Clare had a $50.00 bond registered with the Bank of Montreal at Queen & Yonge Streets, Toronto Ontario. He also had Policy No. 409113 with the London Life Insurance Company with a total amount payable of $103.76.

A Declaration made by Helen Frances Brooks on November 2, 1944 stated:

“My husband took out a bond for $100.00 overseas sometime around April 1944. He wrote me to this effect and said that it would be sent to me – up to present date I have not received same.

Signed by Mrs. Brooks of Beverly Park, RR #1, Norland Ontario”

Clare Edward Brooks died September 13, 1944 in Scotland, UK.

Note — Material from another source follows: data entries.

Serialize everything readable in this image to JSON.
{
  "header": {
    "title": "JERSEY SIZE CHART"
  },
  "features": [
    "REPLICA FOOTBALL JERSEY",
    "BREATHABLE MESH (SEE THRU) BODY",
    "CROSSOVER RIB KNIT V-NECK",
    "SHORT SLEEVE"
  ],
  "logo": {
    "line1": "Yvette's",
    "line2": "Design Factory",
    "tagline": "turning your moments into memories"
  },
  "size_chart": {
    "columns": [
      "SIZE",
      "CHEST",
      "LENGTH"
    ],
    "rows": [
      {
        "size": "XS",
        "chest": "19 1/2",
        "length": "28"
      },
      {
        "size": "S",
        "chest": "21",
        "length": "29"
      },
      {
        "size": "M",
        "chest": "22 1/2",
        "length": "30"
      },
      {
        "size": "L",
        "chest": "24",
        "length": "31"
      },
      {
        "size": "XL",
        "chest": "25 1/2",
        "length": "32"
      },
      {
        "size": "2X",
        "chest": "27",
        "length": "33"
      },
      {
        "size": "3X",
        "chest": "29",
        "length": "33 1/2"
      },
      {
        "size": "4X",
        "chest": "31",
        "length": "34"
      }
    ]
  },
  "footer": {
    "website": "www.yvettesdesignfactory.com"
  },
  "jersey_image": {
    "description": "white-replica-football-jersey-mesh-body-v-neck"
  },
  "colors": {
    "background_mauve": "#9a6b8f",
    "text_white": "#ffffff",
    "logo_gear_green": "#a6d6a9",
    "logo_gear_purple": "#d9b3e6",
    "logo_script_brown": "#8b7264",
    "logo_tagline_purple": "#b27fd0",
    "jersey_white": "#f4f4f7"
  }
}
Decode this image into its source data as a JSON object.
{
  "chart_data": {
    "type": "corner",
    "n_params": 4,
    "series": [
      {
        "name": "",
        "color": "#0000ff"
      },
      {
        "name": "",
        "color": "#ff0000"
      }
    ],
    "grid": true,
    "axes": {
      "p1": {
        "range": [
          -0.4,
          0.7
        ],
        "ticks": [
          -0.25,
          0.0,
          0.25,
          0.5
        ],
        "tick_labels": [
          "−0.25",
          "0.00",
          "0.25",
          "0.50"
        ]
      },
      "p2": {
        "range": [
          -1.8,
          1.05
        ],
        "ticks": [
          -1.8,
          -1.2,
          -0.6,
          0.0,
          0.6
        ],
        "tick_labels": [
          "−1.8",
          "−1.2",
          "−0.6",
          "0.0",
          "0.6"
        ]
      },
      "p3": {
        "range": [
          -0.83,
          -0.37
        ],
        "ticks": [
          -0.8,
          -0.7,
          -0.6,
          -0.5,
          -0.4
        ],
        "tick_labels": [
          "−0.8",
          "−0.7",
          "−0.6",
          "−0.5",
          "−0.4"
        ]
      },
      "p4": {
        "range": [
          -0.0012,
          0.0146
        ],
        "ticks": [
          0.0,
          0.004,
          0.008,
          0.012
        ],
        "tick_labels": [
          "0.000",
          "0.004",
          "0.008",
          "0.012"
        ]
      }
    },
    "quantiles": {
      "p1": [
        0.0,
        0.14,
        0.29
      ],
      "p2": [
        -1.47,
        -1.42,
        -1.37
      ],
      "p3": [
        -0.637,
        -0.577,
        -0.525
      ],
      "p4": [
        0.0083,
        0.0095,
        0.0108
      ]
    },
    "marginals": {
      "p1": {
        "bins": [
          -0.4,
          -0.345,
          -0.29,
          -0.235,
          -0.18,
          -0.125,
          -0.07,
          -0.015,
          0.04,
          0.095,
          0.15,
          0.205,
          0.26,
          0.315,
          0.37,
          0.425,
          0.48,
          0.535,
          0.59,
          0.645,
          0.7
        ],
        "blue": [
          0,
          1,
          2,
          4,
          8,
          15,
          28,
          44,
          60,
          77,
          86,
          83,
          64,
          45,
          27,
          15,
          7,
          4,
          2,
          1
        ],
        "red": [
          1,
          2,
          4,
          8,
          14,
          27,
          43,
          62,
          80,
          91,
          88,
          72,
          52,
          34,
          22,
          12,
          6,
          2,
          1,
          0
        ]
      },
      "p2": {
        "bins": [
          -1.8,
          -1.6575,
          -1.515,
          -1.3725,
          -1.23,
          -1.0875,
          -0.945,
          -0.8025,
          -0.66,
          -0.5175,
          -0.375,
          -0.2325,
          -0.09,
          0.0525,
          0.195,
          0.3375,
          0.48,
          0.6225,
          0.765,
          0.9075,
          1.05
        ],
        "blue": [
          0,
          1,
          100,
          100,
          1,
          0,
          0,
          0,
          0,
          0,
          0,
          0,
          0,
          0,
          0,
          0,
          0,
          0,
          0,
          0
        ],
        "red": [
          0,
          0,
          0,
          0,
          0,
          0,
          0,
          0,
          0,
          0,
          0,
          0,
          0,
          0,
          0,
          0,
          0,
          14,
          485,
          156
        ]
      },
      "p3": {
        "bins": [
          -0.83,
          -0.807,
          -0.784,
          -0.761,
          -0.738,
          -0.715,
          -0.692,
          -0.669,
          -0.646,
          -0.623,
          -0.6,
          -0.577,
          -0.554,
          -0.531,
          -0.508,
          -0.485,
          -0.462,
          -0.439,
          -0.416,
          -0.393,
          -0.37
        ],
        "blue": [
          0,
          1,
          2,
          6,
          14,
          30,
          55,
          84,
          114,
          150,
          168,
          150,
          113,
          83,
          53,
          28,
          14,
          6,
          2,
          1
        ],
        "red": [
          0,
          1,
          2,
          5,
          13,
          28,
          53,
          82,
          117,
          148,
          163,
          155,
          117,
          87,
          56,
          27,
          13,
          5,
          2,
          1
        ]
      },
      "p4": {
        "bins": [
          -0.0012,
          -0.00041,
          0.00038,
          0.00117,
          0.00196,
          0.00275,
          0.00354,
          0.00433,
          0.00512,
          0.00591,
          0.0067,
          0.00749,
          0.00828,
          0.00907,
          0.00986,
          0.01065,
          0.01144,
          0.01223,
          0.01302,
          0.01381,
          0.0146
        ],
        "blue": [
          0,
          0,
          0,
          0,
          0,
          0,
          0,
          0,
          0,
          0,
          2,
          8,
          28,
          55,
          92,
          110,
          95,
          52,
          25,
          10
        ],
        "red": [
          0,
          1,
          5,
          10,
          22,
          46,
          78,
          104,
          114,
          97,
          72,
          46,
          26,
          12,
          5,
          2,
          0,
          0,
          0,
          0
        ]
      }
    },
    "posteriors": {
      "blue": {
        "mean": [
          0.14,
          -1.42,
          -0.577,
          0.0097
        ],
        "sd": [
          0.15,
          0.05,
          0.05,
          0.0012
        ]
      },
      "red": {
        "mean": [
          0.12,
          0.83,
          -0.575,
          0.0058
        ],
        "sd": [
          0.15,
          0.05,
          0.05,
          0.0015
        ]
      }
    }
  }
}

THE CLARE EDWARD BROOKS FAMILY OF LAKEFIELD

Clare Edward’s grandparents were Charles & Mary Brooks, they lived in Northumberland County, Dummer Township, Ontario. Charles, born in 1821 in Ireland married Mary Keogan, born in 1831 in Ireland. Both were members of the Roman Catholic faith. They had at least the following children: Edward; Charles, who was married to Margaret Jane Darling December 24, 1879 in Lakefield; Daniel; Ellen; Bridget; Emma; Anna Maria; Thomas; Margaret and William.
Clare Edward’s parents, William Edward Brooks, born January 11, 1867 in Harwood, Ontario and Helena Honora Kearney, born September 23, 1870 in Young’s Point, Ontario were probably married in Young’s Point November 20, 1894. William & Helena had at least the following children: Oswald H., born July 23, 1895; Adrian Leonard, born March 22, 1897 in Young’s Point; Geraldine, born July 11, 1898; Helen, born July 1901; Russel, born February 3, 1904 and Clare, born February 26, 1913. According to the 1921 Census William was a farmer although he was a Hotel Keeper in 1913. Adrian Leonard, a Hotel Keeper, was married to Francis Adele Grives, May 18, 1916 and they had two children; Ethel 4 and Muriel 1. Russel and Clare were students.